Confronto tra Veneri
Comparaison des Vénus: à partir de la gauche, celle de Lorenzo di Credi ; Sandro Botticelli (v. 1482-1484 ; Florence, Uffizi) ; attribuée à Sandro Botticelli (v. 1482-1486 ; Turin, Galleria Sabauda) ; École de Sandro Botticelli (v. 1490 ; Berlin, Staatliche Museen)

Maurice Denis, Nu à la manière de Lorenzo di Credi
Maurice Denis, Nu à la manière de Lorenzo di Credi (1898 ; Saint-Germain-en-Laye, Musée Maurice Denis)
Selon une anecdote que Giorgio Vasari rapporte dans ses Vies (non confirmée, mais néanmoins plausible), Lorenzo di Credi aurait brûlé toutes ses peintures de sujets profanes lors d’un des bûchers des vanités, ces bûchers que périodiquement les piagnoni, ou disciples de Savonarole, allumaient dans les rues de Florence afin de détruire les objets considérés comme des péchés, ceux qui pouvaient induire, précisément, la vanité et l’amour des choses mondaines: bijoux, vêtements de luxe, livres considérés comme contraires à la stricte morale religieuse qui avait été établie avec le régime de Savonarole et, bien sûr, peintures. On raconte ainsi que Lorenzo di Credi, qui embrassa presque immédiatement la cause de Savonarole et devint son fervent partisan, apporta ses tableaux à l’un de ces bûchers pour les détruire. La Vénus serait donc la seule peinture à sujet profane de Lorenzo di Credi à avoir survécu. Pendant des siècles, on n’en a rien su: l’histoire du tableau commence de manière inédite, lorsqu’il est retrouvé en 1869 dans une cave de la villa des Médicis à Cafaggiolo, dans le Mugello. En l’absence totale de documents sur le tableau, certains sont allés jusqu’à supposer que l’œuvre était à l’origine destinée à la villa de Cafaggiolo. L’intérêt pour le tableau a été suscité dans les années 1890 par Enrico Ridolfi, nommé directeur des Offices en 1890: le savant a sorti la Vénus de l’anonymat (littéralement: jusqu’alors, aucun nom n’avait été proposé pour l’auteur, qui était inconnu) et l’a d’abord attribuée à Lorenzo. Cette attribution a ensuite été ratifiée par Gustavo Frizzoni, Adolfo Venturi et Heinrich Wölfflin: aujourd’hui, les critiques sont presque unanimes sur le nom de Lorenzo.

Aujourd’hui, aux Offices, des hordes de visiteurs font la queue pour entrer dans la salle où se trouve la Vénus de Botticelli, tandis que celle de Lorenzo passe presque inaperçue: c’est le pouvoir des idoles, pourrait-on penser.

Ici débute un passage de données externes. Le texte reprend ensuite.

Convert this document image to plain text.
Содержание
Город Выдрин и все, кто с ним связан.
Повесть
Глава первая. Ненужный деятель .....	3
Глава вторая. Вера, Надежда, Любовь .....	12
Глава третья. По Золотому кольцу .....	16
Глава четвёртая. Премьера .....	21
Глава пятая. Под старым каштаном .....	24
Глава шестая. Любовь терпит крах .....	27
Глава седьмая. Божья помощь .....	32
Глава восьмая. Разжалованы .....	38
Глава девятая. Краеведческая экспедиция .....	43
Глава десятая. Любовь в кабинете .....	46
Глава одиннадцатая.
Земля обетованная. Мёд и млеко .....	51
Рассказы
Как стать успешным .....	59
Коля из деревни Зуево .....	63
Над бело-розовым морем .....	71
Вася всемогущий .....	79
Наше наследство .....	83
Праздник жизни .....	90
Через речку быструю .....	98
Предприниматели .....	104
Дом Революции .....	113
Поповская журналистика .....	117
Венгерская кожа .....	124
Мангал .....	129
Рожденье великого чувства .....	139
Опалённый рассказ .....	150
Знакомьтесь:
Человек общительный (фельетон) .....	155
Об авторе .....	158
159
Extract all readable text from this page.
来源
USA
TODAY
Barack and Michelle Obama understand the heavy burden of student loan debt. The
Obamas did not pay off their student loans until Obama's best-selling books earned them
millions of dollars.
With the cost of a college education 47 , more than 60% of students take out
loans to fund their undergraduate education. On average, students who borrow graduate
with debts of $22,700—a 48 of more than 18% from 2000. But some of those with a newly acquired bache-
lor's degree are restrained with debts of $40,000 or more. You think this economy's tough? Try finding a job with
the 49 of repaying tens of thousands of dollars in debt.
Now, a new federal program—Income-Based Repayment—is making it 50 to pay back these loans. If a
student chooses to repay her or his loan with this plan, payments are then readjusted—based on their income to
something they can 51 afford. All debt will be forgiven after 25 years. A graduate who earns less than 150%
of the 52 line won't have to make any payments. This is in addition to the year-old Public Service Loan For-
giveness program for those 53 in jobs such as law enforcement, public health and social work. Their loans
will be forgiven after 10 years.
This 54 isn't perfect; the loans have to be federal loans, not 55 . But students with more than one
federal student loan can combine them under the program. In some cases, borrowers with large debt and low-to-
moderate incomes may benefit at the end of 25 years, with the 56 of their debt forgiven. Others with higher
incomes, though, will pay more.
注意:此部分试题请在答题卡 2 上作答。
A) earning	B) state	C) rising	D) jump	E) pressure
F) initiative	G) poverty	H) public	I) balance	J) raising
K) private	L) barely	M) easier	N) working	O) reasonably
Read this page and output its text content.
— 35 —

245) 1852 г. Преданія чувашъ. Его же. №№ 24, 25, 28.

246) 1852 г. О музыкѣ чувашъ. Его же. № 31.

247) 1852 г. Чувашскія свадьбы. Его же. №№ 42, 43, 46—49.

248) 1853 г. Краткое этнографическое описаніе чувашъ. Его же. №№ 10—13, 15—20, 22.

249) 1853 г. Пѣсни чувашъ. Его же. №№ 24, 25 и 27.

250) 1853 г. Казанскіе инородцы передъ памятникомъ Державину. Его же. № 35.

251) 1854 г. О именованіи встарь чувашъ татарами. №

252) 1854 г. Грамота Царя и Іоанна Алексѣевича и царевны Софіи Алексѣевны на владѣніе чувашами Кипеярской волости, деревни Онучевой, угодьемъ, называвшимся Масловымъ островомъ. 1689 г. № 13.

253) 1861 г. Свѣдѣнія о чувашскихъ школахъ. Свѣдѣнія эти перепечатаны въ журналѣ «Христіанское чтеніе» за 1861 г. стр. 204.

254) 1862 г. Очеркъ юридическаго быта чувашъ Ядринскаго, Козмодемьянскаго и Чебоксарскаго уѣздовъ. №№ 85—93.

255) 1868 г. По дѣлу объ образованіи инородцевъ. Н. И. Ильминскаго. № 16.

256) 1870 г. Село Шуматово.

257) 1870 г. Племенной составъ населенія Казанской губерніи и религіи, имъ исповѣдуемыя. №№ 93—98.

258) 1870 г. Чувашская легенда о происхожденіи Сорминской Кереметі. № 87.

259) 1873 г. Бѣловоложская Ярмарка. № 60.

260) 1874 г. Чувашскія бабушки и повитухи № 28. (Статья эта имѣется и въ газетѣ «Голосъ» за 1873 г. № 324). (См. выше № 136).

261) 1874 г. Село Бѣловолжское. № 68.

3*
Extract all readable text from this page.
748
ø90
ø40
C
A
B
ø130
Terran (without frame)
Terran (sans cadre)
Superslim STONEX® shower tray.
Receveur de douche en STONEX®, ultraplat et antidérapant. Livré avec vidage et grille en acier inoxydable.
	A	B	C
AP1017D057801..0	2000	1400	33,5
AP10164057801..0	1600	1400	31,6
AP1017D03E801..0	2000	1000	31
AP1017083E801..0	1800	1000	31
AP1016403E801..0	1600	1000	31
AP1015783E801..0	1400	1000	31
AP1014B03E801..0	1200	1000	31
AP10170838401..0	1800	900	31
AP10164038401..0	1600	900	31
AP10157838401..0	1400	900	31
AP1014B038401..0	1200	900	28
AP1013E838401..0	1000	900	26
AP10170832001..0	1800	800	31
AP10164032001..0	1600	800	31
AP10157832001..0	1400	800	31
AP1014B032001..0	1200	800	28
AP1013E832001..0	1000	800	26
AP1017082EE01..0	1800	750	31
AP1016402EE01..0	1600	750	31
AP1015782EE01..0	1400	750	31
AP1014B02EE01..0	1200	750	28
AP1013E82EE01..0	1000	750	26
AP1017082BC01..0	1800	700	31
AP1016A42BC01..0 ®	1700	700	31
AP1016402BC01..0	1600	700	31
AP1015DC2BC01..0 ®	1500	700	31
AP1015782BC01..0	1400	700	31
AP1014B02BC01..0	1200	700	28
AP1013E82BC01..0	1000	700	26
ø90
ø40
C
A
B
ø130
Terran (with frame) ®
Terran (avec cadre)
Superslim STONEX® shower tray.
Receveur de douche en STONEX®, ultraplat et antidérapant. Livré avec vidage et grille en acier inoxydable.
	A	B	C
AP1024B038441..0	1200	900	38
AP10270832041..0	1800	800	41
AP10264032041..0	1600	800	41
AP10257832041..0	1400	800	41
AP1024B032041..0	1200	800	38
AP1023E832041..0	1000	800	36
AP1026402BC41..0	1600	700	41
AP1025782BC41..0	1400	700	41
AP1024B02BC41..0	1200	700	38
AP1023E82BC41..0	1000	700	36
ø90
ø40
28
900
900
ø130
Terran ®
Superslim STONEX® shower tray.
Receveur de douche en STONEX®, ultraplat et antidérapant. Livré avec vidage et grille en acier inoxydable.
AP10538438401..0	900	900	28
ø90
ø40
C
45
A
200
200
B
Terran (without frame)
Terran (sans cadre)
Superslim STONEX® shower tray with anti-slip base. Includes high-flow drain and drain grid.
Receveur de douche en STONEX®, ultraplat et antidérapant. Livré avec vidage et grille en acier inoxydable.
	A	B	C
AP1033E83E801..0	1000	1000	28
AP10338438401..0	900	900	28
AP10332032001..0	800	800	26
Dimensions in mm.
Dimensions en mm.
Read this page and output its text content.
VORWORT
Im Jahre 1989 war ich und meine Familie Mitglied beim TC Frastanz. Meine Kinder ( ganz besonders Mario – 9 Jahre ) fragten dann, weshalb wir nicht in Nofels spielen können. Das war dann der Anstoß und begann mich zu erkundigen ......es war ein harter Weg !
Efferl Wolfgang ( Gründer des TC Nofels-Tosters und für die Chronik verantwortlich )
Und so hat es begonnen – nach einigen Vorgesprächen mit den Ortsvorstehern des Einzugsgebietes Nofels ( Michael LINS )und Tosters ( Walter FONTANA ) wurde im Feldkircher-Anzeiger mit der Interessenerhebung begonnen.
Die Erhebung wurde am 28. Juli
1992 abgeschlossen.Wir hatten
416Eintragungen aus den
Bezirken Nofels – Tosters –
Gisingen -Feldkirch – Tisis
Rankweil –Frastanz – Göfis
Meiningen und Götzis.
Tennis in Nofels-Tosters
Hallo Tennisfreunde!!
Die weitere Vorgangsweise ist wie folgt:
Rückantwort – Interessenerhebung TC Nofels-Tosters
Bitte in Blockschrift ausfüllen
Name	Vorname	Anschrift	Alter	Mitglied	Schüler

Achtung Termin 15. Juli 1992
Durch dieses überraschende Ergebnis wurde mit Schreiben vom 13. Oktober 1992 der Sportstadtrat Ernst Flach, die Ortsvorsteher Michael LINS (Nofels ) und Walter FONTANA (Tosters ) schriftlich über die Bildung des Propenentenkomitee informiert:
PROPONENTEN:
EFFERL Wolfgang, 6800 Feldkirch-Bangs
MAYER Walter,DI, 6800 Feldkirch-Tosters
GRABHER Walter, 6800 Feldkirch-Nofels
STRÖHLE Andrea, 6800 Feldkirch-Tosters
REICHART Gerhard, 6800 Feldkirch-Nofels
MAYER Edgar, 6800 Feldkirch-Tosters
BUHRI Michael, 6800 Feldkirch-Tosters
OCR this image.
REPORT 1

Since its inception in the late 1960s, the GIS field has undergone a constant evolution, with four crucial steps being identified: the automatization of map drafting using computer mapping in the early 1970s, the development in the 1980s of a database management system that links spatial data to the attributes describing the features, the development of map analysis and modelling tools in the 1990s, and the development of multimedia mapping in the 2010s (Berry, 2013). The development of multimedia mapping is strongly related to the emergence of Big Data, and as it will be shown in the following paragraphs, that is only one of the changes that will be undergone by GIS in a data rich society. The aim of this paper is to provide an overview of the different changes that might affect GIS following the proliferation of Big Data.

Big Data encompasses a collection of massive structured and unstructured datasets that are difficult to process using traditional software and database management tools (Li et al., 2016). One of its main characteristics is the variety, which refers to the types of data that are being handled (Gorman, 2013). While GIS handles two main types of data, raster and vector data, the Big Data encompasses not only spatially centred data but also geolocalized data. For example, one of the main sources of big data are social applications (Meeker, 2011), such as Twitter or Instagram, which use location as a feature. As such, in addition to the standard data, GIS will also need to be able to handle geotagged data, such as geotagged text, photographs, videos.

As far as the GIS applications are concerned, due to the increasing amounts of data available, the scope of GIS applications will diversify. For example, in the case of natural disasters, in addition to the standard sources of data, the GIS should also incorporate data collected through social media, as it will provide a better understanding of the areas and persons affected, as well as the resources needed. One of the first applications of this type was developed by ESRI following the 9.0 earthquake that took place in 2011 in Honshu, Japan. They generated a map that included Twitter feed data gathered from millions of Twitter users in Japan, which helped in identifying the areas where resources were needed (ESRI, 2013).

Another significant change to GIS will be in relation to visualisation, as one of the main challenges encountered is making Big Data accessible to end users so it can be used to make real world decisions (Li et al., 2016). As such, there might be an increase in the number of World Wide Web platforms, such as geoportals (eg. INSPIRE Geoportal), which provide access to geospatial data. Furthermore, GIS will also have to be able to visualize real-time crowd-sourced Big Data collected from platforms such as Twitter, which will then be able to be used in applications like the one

Pourtant, même la Vénus de Lorenzo a exercé et exerce encore une certaine fascination sur beaucoup de ceux qui l’admirent. Il suffit de penser à l’hommage qu’un grand artiste du siècle dernier, Maurice Denis, lui a rendu: son Nu à la manière de Lorenzo di Credi, réalisé en 1898 et aujourd’hui conservé au musée Maurice Denis de Saint-Germain-en-Laye, est né précisément d’une réflexion sur Vénus. Et, peut-être moins poétiquement mais certainement tout aussi concrètement, l’image de l’œuvre de Lorenzo a depuis longtemps commencé à circuler sur le net, ou dans les profils sociaux des amateurs d’art. La notoriété de ce tableau n’atteindra sans doute jamais celle d’autres œuvres qui font désormais partie de l’imaginaire collectif. Mais on ne peut pas dire que cette Vénus oubliée n’ait pas pris, depuis au moins cent ans, une belle revanche... !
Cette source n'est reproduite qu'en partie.